Chelation & CVD (Promising Research!)

By Paul Savage, MD, FAARM, ABAARM

Coronary heart disease is THE leading cause of death among both men and women in the US. Lifestyle changes, medical and surgical procedures, medicine and cardiac rehab represent the mainstays of conventional CV care. However, ~111,000 per people per year (according to a 2007 survey) are turning to IV chelation therapy in addition to traditional treatments.

When used as a treatment for heart disease, providers administer a solution of EDTA in a series of infusions. The treatment course may require 30 or more infusions lasting several hours each, weekly, until the maintenance phase. Along with EDTA, patients are often given high-doses of supportive antioxidant vitamins and minerals, such as vitamin C and B-vitamins.

Although not yet approved by the FDA to treat arteriosclerosis, EDTA chelation can help improve circulation and treat the disorder by removing calcium deposits and plaques from the arteries. Formerly considered a controversial, non-standard treatment, the recent Trial to Assess Chelation Therapy (TACT) study showed that chelation therapy for heart disease is effective at preventing heart problems, especially for diabetic patients.

The TACT Study

The 1,708 TACT study patients had experienced heart attacks and were assigned to receive either a placebo or a series of intravenous chelation therapies. The results from this study—the first large, long-term trial of chelation for heart patients—showed that 40 infusions of chelation treatment reduced CV events by 18% compared to placebo.

Adults with diabetes, who comprised a third of study participants (633 individuals), experienced a particular benefit over participants without diabetes:

  • 41% overall reduction in the risk of any CV event
  • 40% reduction in the risk of death from heart disease, nonfatal stroke, or nonfatal heart attack
  • 52% reduction in recurrent heart attacks
  • 43% reduction in death from any cause

Researchers also found that the greatest reduction in risk of CV events came with chelation PLUS high-dose vitamins and minerals.

  • Principle results of TACT can be found here.
  • Results in patients with diabetes, who comprised 37% of the study participants (633 individuals), can be found here.

The second study, TACT2, is in progress to determine whether the findings can be duplicated in a group of patients with diabetes and prior heart attack.

Chelation Safety Concerns

Low Calcium Levels

Chelation therapy removes heavy metals and minerals, including calcium. If the IV therapy is given too quickly (it should be given over 3-4 hours), low calcium levels can cause weakness, drop in blood pressure and abnormal and potentially fatal heart rhythms.

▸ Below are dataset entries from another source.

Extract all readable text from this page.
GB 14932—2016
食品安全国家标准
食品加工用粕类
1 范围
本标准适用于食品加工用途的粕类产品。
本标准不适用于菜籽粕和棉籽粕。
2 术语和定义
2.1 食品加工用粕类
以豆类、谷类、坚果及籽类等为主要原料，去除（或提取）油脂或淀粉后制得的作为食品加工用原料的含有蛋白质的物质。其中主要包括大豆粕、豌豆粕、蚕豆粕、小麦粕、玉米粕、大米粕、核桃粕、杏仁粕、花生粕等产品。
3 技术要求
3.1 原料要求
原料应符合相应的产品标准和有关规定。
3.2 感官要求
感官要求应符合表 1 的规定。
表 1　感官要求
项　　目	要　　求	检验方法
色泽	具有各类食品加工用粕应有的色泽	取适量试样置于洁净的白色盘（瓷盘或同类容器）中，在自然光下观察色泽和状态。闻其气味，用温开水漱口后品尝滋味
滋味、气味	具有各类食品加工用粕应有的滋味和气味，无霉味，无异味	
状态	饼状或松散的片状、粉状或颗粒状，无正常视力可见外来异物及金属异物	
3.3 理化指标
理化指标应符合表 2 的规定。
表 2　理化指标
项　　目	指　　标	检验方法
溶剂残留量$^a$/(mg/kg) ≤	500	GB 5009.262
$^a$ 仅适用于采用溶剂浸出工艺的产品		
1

Dangerously low calcium levels

According to the Mayo Clinic, some doctors think chelation helps heart patients because the medication that is being infused into patients binds to calcium in their clogged arteries, sweeping it away. However, “sweeping away” calcium is a double-edged sword. While it might help unclog coronary arteries, it might also lead to deadly low calcium levels in the blood, as happened to the three people whose deaths were described in the CDC report.

That’s one reason why the National Institutes of Health required that the infusions be done at a slow rate—over a period of three hours or more—so problems like low calcium levels could be caught easily.

In a series of letters to the study’s authors, the Department of Health and Human Service’s Office for Human Research Protection cited several concerns about the study, including that the researchers hadn’t followed the rules about doing the infusions at a slow rate.

In one letter, the government overseers expressed concern that infusions were performed in “shorter than recommended” times in 440 instances, involving 251 subjects. The study was stopped from September 2008 until June 2009 to respond to the government’s concerns.

Chelation Therapy is Still a Complimentary, Alternative Therapy

Many patients may wish to believe that Chelation therapy could/would replace traditional therapies such as angioplasty or by-pass surgery to treat established plaque formation. Chelation therapy should only be used in as an additive therapy to the established traditional therapy. As a physician, I worry that patients will hear only the positive results of the study and not the possible dangers, and would opt for it over proven treatments such as bypass surgery.

The Future of Chelation

We can hope that the TACT study results will help persuade insurance companies to start paying for chelation. But insurance companies usually only pay for treatments that are FDA approved — and there’s little chance the FDA would approve chelation for heart disease based on this study, experts say.